オーブがザフトによる攻撃を受けたことで、ジブリールが宇宙への脱出を考える可能性は高い。そこでライガットとルナマリアで、二方面からカグヤにアプローチをかけ、もしジブリールが宇宙への脱出を図った場合、彼の乗るシャトルを速やかに拿捕、最悪撃墜するというものだった。
この作戦にかけるライガットの意気込みは強かった。ジルグがジブリールと行動を共にしているなら、一緒に脱出する可能性が高い。
そして、ライガットがカグヤの姿を捉え、さらに接近しようとしたその時、カグヤのレールの根元付近から轟音と共に煙が上がった。
「まさか…!」
ライガットの予想は悪い方に的中した。
発進したシャトルはゆっくりと加速しながらレールを昇っていき、空へと放たれた。
ライガットのザクは何とかカグヤまではたどり着いたが、シャトルを下から追う形になる。
スラスターを全開にし、放たれた矢のようにシャトルを追うザクだったが、そのレーダーが敵影を捉える。
「くそがっ!シャトルの護衛か?!」
このままでは厄介だが、敵に対処しようとすれば減速をかけなればならない。しかし、それではシャトルに追い付けない。ライガットは迷った。その時…
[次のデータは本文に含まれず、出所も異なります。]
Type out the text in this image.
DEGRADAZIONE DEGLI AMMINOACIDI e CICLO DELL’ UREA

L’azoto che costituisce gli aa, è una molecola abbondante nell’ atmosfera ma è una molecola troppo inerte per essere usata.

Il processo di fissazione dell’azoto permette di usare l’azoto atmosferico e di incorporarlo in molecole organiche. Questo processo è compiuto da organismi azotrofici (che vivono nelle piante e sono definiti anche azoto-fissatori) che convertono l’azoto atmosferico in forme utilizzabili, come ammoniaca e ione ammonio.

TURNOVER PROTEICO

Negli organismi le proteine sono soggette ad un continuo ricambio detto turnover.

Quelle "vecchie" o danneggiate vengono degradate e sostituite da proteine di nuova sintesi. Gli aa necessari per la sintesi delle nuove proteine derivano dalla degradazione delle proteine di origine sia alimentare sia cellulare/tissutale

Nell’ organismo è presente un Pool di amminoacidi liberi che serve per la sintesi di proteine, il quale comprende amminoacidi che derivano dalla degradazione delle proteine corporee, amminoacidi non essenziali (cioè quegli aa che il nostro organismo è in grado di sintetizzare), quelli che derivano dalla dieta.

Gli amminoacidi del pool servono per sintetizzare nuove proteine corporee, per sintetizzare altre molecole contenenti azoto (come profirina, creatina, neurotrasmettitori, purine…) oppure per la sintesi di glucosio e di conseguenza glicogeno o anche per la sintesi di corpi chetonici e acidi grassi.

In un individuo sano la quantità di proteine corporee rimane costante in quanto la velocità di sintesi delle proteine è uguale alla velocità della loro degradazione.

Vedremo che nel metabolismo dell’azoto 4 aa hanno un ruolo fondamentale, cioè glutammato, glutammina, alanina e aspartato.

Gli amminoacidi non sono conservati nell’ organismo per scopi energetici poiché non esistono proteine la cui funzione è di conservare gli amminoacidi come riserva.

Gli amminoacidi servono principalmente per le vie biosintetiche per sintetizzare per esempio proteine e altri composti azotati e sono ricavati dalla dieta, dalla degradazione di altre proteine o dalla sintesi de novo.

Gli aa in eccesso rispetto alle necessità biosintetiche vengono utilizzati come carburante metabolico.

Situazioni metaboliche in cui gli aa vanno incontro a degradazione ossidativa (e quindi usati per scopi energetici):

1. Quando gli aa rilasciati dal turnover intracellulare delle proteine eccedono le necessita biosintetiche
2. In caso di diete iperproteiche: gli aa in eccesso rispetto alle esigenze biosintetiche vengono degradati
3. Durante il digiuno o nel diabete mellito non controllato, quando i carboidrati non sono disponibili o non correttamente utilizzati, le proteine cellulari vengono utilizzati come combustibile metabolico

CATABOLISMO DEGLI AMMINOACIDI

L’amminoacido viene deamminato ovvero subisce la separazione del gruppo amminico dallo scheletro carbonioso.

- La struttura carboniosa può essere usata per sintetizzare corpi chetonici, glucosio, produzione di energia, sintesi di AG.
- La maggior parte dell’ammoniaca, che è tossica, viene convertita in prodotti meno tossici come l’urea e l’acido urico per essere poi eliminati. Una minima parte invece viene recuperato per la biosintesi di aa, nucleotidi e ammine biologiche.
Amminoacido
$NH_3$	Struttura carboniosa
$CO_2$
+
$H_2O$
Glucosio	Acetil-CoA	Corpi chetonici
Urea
ライガットのザクに並ぶように飛んでいたムラサメの一機が射ち墜とされた。飛来するインパルス。
『ライガット、ここは私が引き受ける!行って!』
ルナマリアの通信と共にインパルスはムラサメを撃墜していく。
ライガットはそれを受け、既に全開のスロットルをさらに踏み込む。
「くそが…!上がれぇぇぇ!」
ライガットの気合いを吸ったかのようにザクが加速する。
ライフルの射程まであと少し、エンジンだけを狙い打てれば…
ライガットの指が緊張で強ばり、レティクルを見つめる目が細められる。
ついに射程にシャトルを捉え、ライガットがその指に力を込めようとしたその時、軽い衝撃と共にディスプレイの中のシャトルが凄い勢いで遠ざかっていった。
機体の外では、ルナマリアがインパルスのコックピットから、背中から黒煙を吐き出しながら墜ちていくザクを見つめていた。